In 2008-2009, Peter Vandergeest and Derek Hall helped organize a day-long session at the World Aquaculture Society Meetings on certification and aquaculture, where project research results so far will be presented and discussed by major participants in aquaculture and certification. Research Assistants Md. Saidul Islam and Beatriz Cid will also attend the meeting in Veracruz, Mexico in September 2009.

Professor Vandergeest is working with Anusorn Unno (Doctoral Candidate, University of Washington) to conduct research on the question of how international certification is understood and evaluated by key groups (farmers, government, processors, NGOs, workers) in Thailand. Vandergeest also participated in a U.S. National Academies workshop on ‘Certification of Sustainable Goods and Services’.  The workshop engaged leaders from industry, government, and academia to assess whether and how certification might contribute to sustainability, and to provide advice to the academies regarding a relevant research program. 

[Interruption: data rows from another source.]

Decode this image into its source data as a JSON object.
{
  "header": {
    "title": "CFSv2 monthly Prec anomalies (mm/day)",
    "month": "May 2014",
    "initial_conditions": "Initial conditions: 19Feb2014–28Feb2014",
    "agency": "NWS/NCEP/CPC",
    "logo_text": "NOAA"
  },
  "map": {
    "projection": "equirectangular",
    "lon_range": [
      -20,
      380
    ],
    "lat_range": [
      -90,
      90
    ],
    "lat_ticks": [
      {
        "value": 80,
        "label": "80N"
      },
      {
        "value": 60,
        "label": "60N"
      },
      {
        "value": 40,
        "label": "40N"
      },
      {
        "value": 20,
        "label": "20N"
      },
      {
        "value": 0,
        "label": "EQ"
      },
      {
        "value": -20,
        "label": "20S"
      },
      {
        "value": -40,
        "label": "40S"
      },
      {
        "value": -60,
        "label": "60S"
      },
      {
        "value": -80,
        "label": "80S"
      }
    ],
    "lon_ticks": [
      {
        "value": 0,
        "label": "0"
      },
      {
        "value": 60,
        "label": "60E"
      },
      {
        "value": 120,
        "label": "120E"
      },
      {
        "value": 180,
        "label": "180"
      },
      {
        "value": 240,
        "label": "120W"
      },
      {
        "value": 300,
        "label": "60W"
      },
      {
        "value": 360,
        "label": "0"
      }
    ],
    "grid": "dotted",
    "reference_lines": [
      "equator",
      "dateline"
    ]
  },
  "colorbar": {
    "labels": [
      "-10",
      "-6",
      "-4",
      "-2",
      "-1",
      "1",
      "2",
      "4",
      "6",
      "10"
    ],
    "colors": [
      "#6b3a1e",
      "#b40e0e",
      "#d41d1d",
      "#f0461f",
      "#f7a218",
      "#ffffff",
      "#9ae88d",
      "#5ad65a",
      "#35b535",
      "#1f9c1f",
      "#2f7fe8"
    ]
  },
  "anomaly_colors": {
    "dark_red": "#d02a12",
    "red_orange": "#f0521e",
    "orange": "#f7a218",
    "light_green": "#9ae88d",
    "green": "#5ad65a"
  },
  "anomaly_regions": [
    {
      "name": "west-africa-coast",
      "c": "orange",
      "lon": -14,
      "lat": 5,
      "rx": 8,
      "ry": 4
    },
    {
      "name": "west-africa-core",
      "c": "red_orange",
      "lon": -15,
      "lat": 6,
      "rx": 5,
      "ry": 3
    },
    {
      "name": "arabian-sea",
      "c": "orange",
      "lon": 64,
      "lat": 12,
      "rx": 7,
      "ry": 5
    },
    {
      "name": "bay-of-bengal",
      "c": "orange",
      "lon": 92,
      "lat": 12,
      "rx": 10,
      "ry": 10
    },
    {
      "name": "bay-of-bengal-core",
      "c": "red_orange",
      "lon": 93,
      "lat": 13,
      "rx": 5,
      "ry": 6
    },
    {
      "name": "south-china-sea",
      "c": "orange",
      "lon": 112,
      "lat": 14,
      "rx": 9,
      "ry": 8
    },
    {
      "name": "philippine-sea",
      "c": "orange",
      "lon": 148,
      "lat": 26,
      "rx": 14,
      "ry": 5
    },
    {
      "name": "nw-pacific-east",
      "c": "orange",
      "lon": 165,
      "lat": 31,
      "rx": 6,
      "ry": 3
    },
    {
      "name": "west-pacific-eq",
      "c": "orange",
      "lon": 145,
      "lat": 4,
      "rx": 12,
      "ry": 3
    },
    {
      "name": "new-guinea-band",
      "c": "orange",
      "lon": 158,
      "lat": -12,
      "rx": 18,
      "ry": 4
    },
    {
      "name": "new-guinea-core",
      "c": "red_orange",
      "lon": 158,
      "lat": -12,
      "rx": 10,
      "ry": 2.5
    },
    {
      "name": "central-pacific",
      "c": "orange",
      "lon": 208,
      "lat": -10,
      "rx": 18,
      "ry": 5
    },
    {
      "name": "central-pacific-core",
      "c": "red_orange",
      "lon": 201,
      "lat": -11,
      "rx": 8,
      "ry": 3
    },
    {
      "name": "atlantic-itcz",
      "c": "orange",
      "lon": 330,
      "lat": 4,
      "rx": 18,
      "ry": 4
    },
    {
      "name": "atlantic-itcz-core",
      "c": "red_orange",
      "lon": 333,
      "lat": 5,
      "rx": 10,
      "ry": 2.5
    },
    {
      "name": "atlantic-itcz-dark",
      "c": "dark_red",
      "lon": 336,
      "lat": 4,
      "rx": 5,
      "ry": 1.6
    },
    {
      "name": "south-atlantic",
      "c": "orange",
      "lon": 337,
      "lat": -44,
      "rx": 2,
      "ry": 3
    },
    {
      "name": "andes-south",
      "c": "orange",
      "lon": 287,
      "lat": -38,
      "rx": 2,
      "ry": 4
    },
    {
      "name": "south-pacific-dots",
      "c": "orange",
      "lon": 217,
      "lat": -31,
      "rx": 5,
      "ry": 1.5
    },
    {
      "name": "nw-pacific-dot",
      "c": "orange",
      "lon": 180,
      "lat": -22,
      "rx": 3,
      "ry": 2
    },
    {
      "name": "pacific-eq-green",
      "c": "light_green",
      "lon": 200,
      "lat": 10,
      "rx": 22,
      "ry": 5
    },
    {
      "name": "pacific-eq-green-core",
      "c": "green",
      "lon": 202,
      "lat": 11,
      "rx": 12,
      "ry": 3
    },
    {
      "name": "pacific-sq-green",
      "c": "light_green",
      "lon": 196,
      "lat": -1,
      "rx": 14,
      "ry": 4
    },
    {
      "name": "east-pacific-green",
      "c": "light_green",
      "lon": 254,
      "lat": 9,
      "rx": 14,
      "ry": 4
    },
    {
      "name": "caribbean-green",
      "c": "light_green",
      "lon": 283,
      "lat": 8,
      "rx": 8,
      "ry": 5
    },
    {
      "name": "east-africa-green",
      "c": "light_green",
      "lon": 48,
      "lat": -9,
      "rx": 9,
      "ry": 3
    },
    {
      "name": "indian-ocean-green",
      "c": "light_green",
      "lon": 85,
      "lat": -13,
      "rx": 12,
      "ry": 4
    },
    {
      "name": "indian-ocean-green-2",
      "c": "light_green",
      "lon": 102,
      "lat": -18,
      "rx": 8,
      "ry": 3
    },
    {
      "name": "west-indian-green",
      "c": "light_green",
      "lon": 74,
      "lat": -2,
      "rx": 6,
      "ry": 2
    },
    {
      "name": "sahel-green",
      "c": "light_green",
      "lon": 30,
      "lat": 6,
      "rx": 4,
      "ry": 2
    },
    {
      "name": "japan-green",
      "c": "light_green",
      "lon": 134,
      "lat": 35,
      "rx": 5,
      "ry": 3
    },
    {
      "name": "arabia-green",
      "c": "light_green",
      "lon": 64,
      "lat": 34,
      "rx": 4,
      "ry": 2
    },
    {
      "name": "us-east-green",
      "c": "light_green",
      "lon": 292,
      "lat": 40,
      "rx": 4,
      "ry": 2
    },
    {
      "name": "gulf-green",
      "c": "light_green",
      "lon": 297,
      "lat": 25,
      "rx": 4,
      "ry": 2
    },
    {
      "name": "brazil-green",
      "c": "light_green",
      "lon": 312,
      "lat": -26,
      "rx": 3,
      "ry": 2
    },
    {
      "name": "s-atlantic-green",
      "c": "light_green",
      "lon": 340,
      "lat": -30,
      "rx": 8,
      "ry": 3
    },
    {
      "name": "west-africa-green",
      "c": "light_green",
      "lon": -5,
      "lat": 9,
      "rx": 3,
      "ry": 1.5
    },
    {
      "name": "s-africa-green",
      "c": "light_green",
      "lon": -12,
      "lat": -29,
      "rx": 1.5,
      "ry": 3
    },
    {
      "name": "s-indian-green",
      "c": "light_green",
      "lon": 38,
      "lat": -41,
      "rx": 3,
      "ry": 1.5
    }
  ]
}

Derek Hall spent five weeks in Tokyo in November and December 2008 researching food safety and environmental certification initiatives in Japan, with a focus on imported seafood. Md. Saidul Islam completed his dissertation in June 2008 and will take a position at Nanyang University, Singapore. Beatriz Cid has finished her fieldwork and anticipates completing her dissertation during 2009. Paul Foley (Doctoral Candidate, Political Science, York University), whose research is related to the project, is preparing to do fieldwork on salmon and certification on the Canadian east coast.